Para o Min. Gilmar Mendes, a negativa de realização do acordo por parte do órgão acusador deve ser devidamente motivada e orientada pelos critérios definidos em lei. Essa recusa também pode ser objeto de controle por órgão superior no âmbito do Ministério Público, por aplicação analógica do art. 28 do CPP. Além disso, as informações ou elementos produzidos por investigados em negociações de acordo de colaboração premiada não formalizado não podem ser utilizadas na persecução penal. Em outras palavras, se o acordo não foi firmado, o MP não pode utilizar os elementos fornecidos pelo indivíduo que tentou celebrá-lo.
Por fim, o juiz, na sentença, pode conceder benefício ao investigado mesmo sem prévia homologação de acordo de colaboração premiada.
Essas premissas foram endossadas pelos Ministros Celso de Mello e Ricardo Lewandowski.
O ministro Celso de Mello ressaltou a importância de se estabelecer esses parâmetros em ordem a evitar abusos por parte do Estado e frustração da confiança depositada nos seus agentes por potenciais agentes colaboradores.

Em suma:

Não existe direito líquido e certo a compelir o Ministério Público à celebração do acordo de delação premiada, diante das características desse tipo de acordo e considerando a necessidade de distanciamento que o Estado-juiz deve manter durante o cenário investigado e a fase de negociação entre as partes do cenário investigativo.

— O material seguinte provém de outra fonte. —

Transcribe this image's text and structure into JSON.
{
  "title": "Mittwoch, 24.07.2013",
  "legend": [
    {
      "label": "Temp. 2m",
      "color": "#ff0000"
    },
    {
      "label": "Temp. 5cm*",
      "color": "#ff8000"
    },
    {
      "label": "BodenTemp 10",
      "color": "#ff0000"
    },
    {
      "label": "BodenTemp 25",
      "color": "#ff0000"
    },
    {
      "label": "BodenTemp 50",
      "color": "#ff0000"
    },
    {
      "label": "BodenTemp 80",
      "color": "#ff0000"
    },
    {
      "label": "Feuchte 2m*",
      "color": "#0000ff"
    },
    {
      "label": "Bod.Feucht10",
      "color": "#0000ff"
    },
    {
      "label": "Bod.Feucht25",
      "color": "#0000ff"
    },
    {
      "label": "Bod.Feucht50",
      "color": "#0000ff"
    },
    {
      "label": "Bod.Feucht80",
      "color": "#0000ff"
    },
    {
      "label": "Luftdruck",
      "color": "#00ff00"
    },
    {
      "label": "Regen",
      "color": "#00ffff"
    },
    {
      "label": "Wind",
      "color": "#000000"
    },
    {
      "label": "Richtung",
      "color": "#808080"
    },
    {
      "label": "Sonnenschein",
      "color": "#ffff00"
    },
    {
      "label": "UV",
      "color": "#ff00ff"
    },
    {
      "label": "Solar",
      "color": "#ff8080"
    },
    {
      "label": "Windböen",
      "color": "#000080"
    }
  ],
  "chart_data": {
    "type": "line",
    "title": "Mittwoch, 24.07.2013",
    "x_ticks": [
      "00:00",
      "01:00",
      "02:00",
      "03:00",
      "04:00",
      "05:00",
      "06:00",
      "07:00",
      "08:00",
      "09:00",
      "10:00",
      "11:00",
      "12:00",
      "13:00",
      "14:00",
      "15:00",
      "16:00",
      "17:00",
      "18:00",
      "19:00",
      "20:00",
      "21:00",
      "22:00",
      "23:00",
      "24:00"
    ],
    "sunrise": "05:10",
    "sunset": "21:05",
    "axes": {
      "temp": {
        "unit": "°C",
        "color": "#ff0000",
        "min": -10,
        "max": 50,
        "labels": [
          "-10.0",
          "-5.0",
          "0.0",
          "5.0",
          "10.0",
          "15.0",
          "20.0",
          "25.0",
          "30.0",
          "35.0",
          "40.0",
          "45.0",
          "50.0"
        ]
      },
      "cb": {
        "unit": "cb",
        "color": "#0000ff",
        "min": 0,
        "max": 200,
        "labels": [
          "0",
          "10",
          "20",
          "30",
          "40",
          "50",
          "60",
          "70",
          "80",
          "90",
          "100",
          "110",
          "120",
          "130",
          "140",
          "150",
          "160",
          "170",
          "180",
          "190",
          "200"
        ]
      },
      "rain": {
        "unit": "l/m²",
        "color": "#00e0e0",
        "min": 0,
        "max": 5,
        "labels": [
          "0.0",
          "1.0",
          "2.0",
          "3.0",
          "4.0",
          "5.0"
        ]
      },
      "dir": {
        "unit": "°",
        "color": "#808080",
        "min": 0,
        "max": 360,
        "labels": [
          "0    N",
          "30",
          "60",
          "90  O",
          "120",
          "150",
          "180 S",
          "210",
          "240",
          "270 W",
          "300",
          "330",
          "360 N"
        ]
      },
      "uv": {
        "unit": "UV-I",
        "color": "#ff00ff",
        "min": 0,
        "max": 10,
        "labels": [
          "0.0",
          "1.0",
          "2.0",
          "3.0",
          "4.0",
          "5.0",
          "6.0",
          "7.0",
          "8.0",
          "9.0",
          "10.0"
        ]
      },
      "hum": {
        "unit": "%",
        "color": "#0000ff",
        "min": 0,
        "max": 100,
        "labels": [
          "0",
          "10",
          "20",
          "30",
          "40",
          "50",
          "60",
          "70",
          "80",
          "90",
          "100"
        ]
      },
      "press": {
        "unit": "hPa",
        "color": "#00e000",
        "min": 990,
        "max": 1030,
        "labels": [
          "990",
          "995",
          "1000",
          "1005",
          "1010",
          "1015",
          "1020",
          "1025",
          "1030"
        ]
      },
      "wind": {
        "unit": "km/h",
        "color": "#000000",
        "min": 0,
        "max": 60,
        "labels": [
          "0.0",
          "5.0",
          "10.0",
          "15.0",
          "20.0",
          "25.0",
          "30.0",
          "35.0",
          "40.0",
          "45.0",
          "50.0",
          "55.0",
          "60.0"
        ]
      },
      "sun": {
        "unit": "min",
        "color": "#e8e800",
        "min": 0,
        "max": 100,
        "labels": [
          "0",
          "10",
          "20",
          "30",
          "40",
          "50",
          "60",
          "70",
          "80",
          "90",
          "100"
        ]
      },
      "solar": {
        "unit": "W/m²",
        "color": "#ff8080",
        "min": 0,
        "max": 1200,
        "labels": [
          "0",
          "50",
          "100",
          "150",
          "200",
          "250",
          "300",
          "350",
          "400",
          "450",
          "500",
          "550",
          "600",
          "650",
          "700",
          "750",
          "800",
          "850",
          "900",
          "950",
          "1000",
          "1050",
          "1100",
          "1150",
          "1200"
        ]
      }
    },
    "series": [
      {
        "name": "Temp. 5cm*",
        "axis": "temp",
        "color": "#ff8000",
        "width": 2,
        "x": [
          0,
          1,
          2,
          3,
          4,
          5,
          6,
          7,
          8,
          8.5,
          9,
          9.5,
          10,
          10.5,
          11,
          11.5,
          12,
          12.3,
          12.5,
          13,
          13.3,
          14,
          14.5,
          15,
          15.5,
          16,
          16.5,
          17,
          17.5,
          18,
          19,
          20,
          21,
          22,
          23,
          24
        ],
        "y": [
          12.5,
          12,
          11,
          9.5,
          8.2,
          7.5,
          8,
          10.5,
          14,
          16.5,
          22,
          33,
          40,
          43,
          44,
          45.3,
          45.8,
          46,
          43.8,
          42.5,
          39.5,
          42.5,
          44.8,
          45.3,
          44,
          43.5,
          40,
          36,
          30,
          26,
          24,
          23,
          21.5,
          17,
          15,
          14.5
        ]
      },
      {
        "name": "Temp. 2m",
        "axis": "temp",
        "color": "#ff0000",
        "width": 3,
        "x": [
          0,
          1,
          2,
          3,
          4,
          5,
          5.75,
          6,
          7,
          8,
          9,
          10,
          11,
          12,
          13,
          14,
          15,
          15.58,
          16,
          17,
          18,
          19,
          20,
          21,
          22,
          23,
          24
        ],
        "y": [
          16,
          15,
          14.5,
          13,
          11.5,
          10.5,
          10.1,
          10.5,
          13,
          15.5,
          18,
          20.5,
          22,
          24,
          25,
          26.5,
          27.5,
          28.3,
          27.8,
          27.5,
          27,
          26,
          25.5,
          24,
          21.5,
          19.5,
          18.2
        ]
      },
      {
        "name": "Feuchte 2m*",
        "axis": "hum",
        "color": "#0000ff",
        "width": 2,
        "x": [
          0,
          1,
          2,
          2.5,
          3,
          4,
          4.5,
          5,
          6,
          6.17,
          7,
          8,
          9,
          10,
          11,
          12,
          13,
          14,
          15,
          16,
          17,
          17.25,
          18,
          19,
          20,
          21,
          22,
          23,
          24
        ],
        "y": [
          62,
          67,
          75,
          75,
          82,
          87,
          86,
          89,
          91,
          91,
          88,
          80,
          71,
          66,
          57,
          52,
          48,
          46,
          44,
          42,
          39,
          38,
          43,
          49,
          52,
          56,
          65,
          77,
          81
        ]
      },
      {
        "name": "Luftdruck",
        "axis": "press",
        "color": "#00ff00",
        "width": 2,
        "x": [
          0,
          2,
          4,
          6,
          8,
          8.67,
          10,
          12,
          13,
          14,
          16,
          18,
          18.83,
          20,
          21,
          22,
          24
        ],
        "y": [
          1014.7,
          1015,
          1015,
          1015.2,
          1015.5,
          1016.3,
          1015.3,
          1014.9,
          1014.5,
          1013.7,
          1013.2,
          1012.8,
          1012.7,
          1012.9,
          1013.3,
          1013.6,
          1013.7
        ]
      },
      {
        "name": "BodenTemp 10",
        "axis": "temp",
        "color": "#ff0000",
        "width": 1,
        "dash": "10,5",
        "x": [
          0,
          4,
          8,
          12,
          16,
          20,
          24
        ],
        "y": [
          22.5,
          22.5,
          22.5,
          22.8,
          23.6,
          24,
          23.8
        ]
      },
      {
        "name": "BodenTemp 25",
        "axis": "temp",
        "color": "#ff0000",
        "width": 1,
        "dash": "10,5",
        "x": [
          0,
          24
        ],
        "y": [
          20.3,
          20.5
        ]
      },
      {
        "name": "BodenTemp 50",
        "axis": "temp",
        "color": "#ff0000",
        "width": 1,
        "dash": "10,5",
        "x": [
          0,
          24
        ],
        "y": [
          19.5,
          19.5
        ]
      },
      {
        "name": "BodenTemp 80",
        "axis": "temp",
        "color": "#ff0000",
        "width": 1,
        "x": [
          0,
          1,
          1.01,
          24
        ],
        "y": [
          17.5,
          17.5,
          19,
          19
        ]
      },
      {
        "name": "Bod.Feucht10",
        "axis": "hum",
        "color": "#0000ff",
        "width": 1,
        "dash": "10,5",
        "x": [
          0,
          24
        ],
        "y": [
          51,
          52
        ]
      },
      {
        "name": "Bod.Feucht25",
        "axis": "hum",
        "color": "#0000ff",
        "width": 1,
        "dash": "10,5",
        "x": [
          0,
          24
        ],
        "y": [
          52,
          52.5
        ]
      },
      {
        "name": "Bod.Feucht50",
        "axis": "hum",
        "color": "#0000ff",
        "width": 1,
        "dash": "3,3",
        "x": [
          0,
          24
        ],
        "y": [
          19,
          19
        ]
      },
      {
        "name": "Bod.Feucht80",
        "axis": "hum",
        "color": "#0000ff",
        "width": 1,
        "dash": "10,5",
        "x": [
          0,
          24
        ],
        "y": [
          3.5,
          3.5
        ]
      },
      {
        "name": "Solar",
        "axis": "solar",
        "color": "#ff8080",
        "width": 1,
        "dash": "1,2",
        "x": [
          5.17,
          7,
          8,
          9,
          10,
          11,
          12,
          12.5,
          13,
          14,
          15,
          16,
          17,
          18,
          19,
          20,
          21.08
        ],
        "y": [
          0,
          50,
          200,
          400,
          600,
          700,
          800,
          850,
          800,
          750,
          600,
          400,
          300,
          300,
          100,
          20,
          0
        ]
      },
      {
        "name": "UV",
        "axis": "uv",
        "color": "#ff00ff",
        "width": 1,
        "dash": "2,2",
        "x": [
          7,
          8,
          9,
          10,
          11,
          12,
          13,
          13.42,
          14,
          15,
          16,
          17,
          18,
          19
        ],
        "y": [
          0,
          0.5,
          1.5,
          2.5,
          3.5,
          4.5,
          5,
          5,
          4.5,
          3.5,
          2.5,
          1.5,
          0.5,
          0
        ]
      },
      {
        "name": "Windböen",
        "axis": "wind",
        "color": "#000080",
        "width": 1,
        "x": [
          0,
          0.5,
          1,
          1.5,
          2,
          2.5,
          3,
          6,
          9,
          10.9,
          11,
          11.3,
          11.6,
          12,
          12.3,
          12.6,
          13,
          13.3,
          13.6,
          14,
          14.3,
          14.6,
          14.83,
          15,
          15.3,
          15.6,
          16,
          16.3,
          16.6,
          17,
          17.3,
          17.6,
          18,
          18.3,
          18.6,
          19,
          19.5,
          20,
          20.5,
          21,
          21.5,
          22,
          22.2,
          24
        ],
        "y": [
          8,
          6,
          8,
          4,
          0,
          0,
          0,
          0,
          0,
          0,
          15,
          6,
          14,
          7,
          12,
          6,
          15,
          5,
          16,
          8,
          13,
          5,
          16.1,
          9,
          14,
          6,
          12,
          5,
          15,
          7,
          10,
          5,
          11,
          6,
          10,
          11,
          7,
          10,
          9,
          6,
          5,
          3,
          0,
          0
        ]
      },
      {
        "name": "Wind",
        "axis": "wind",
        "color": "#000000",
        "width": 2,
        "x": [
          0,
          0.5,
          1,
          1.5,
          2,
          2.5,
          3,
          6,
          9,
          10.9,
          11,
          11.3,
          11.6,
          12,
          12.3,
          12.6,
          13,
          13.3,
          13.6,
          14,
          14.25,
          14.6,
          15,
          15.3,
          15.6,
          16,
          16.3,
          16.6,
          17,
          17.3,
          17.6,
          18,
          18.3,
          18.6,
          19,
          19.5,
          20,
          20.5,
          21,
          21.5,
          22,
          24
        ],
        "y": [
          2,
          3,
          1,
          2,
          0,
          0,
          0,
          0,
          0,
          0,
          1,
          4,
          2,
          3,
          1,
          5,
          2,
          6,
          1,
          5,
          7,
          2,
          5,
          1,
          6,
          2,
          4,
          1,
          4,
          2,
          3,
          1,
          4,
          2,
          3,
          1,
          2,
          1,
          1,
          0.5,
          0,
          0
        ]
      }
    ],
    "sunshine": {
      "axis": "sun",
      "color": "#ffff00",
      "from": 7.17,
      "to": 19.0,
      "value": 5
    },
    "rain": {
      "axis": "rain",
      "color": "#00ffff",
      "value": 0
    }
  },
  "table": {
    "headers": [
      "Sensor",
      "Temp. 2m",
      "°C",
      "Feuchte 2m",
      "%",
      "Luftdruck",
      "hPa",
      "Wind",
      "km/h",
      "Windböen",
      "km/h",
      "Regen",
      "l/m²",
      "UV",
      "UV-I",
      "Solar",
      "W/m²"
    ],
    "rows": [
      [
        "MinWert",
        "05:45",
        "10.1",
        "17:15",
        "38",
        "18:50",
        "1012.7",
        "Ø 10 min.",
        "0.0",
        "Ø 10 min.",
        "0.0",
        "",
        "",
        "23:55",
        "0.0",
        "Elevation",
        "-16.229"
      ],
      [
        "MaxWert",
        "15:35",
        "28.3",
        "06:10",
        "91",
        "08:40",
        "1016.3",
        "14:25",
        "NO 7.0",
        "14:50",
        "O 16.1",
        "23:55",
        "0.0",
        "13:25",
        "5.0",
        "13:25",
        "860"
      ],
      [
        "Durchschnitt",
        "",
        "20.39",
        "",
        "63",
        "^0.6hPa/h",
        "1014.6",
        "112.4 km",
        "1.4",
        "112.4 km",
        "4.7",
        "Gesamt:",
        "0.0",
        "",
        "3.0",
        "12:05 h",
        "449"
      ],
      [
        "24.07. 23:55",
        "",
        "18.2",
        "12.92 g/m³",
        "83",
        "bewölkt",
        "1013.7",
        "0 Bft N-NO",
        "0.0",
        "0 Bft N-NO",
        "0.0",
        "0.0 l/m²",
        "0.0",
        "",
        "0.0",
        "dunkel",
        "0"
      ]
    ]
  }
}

O acordo de colaboração premiada, além de meio de obtenção de prova, constitui-se em um negócio jurídico processual personalíssimo, cuja conveniência e oportunidade estão submetidos à discricionariedade regrada do Ministério Público e não se submetem ao escrutínio do Estado-juiz. Em outras palavras, trata-se de ato voluntário, insuscetível de imposição judicial.
STF. 2ª Turma. MS 35693 AgR/DF, Rel. Min. Edson Fachin, julgado em 28/5/2019 (Info 942).